Powell was born on February 9, 1886, in New London, Connecticut. She attended Smith College where she earned her bachelor's degree in 1908, and became a teacher. In 1910, she married her husband, Francis Foster Powell, moved to Montana, and resettled again in 1923 to Seattle.

She was actively involved in the local community, becoming president of the Seattle Parent Teacher Association.

==Seattle city council==
After her husband died in 1934, she was encouraged by city leaders, including Bertha Knight Landes, to run for Seattle City Council. She said, "The idea (of running for the City Council in a city whose politics was dominated by men) sounded preposterous, but, as I say, I had to do something. Powell was elected to city council on March 12, 1935, in a top-three general election, coming in third behind Frederick Hamley and Arthur B. Langlie. She ran as Mrs. F. F. Powell in honor of her husband, and was referred that way throughout her first term.

Powell served for 20 years, winning reelection six times, and was council president from 1940 to 1941. In 1950, Powell unsuccessfully ran for Congress in Washington's 1st congressional district.

Powell was an active member of the Moral Re-Armament (MRA) movement, an organization that supported world peace and unity and strongly opposed Communism, throughout her political career. She described the MRA movement as aiming to "restore God to leadership as the directing force in the lives of men and of nations."

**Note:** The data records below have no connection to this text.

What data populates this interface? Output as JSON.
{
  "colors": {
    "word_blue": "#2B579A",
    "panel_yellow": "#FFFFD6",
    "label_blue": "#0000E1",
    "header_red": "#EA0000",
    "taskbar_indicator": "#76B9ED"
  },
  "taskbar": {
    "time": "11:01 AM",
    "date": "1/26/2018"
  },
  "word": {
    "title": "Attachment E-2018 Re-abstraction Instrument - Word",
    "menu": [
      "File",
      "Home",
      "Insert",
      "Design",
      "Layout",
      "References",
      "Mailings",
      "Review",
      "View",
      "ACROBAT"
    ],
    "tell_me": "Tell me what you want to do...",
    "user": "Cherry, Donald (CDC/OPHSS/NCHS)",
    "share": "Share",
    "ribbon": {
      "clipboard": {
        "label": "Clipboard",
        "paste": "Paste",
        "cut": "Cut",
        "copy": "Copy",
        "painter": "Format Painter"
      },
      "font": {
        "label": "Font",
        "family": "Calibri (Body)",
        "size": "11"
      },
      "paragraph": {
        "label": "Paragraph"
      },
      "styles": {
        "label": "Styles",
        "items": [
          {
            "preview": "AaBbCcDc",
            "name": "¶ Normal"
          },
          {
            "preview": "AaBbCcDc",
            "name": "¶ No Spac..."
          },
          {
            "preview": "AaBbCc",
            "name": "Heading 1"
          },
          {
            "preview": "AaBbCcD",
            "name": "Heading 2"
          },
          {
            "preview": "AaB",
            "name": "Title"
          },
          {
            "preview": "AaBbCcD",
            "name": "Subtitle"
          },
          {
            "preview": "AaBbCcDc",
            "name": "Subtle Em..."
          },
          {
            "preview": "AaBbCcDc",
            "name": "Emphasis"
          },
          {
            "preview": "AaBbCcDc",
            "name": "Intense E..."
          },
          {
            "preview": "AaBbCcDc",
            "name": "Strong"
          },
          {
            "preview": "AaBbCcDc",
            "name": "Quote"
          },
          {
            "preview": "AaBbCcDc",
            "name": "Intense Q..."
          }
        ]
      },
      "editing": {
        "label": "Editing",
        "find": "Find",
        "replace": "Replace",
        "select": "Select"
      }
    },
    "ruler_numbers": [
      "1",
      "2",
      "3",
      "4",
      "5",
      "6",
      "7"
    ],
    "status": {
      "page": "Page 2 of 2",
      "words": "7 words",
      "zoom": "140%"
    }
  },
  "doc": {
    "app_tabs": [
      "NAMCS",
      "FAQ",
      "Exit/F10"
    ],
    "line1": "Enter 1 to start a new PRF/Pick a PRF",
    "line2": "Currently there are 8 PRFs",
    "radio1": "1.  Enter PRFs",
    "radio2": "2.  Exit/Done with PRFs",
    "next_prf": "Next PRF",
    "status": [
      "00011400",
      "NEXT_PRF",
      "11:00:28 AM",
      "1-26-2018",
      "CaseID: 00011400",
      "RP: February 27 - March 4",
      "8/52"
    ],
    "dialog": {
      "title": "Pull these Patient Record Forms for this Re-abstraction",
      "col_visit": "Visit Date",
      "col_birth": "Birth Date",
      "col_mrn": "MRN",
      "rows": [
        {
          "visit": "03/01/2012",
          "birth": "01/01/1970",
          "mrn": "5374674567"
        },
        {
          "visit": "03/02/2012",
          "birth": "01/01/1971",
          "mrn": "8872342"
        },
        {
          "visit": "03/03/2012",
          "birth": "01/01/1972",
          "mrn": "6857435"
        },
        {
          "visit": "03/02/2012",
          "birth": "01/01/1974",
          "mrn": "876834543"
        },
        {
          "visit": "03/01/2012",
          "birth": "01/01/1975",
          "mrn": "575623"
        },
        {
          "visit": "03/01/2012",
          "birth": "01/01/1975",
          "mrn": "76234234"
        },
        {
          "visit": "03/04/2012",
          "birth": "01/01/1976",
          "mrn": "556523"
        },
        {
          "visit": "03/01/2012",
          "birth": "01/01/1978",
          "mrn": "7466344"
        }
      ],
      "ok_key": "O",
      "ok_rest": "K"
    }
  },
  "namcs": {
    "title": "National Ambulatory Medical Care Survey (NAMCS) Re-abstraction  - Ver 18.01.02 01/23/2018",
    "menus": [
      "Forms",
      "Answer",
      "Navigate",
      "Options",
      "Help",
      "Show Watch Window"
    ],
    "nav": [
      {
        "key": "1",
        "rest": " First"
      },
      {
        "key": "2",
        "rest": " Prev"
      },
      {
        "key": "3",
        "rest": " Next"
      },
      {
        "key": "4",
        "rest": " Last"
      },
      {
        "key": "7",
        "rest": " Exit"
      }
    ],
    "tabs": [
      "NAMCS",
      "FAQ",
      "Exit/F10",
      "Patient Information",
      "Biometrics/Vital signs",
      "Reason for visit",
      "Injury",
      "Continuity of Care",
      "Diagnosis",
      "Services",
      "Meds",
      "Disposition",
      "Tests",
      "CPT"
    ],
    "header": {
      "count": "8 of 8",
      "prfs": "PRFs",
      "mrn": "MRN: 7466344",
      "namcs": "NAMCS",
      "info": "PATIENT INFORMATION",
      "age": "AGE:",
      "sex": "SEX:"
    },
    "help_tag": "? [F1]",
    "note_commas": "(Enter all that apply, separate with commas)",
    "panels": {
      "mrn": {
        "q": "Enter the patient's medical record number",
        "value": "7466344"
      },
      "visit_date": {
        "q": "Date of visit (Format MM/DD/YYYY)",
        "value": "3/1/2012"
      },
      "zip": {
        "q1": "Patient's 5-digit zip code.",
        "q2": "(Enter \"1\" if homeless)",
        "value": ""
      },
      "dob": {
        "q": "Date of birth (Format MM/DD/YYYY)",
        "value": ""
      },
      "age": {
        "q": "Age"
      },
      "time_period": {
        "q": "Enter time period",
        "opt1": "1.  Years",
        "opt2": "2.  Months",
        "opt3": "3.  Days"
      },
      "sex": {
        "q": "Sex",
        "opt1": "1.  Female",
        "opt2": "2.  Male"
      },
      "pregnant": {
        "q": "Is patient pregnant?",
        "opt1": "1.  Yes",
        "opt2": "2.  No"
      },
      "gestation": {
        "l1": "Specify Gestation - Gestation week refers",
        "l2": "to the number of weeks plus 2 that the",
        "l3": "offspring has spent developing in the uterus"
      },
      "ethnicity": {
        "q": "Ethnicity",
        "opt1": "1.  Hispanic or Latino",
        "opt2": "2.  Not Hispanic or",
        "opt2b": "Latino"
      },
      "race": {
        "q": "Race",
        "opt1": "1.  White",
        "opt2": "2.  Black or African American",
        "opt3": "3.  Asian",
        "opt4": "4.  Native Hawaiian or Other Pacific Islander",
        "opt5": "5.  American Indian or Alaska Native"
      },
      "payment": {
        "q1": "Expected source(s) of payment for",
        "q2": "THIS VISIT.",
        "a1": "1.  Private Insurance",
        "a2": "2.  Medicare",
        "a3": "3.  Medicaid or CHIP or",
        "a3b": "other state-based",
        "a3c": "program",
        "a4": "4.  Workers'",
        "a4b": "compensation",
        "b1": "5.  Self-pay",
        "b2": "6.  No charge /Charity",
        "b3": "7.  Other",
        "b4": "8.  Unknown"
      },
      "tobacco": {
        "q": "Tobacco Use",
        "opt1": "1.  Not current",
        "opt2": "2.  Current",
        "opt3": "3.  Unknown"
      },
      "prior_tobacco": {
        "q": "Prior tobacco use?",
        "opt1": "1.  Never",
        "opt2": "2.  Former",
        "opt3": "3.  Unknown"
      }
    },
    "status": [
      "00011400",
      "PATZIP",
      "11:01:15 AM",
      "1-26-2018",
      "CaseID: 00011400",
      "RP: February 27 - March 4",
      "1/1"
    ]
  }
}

Powell was invited to join a peacemaking journey to 28 countries in Asia and the Middle East sponsored by the group Moral Re-Armament. She resigned on May 10, 1955, and Myrtle Edwards was appointed to fill the seat, which Powell supported. She continued to speak and advocate for MRA until she died in 1977.

==Personal life==

Powell was active in many civic and religious organizations, including as vice president of the Seattle Council of Churches and on the boards of directors of Goodwill Industries and Camp Fire Girls. She died on June 16, 1977 and was survived by three sons.